Here’s a little black bear spring cub standing with the help of a fallen tree. May and June are my favorite months to be in Yellowstone. Baby animals are all over the place.
OK, for this last one, don’t look at me. Look a little to the right.
I photographed this wolf way back in 2008. She was returning with her pack to a bull elk carcass at North Twin Lake that a very large grizzly had taken from them. The grizzly slept there and ate virtually every bit of the elk over a period of a few days. She was illegally shot just across the river from the town of Gardiner a few years ago. Unfortunately, they never caught the killer.
This badger was digging at both ends of a gopher tunnel. While he was digging at one end, the gopher escaped from the other end. The badger didn’t see it, but somehow sensed it had left and did a little circle around the diggings and picked up the scent and got the gopher. I was impressed.
It reminded me of a badger in Yellowstone at the picnic area near Yellowstone Bridge that entered a fox den and spent a day or two eating the food cache the fox parents had created. When the badger entered the den, the fox kits escaped from a back entrance. After a day or so eating the food cache, the badger left the den. When it left it began smelling the ground, picked up a scent trail, and made a bee line to the entrance of a nearby second den where the fox kits had gone. It entered that second den, which we later learned didn’t have a second entrance/exit. Unfortunately, the kits were trapped. The badger spent the next day or two in that den and killed and ate all the kits. It was a sad tale that unfolded over several days to a lot of photographers and viewers. When I witness something like this I have to remind myself that this is an example of the balance of nature. It’s worked very well until we humans came along. Unfortunately, we’re making a mess of it.

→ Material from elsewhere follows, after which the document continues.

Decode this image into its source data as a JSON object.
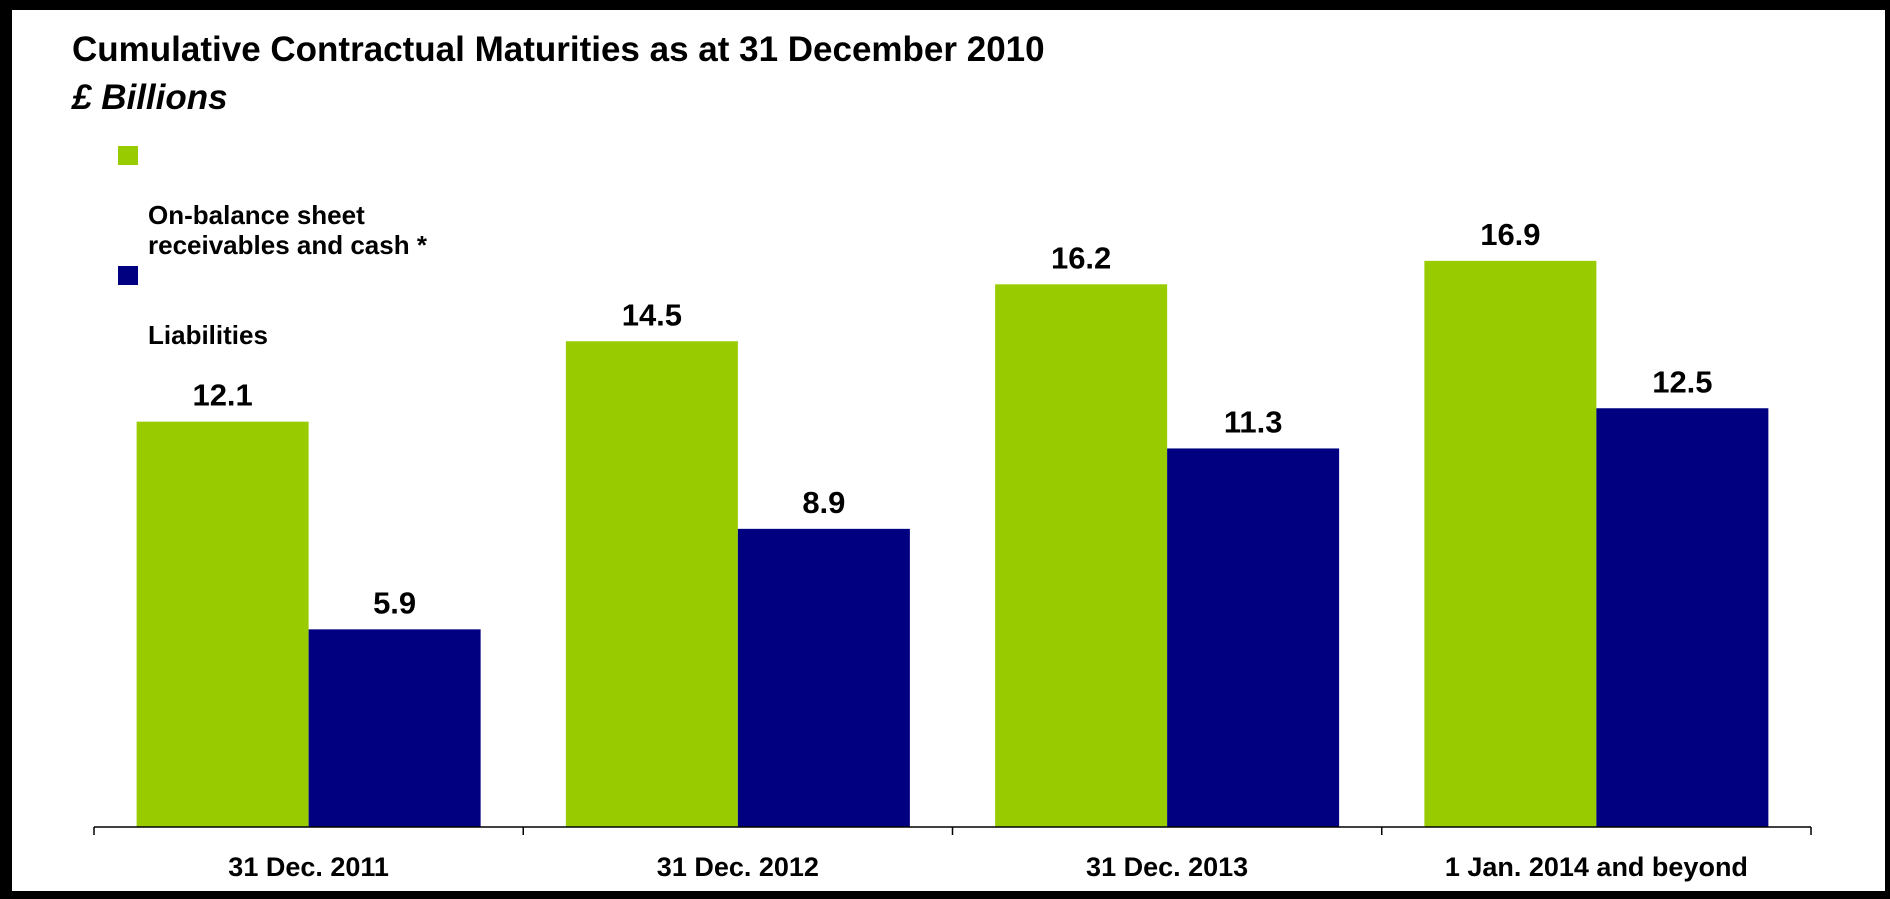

Many years ago the entire Canyon Pack passed by me at close distance. This was at Twin Lakes. Actually, it happened twice. The other time I was photographing marmots at the north end of Yellowstone Lake. The marmots started screaming like crazy. Then I got a glimpse of a Canyon Pack wolf walking on the other side of the marmots. When that ended I decided to quit. I turned around to go back to my car and, lo and behold, another Canyon Pack member was ambling along between me and my car parked twenty yards away. I had a 500mm lens in one hand and a tripod in the other hand. All I could do was watch as it went by. At least I got the shot above near Twin Lakes.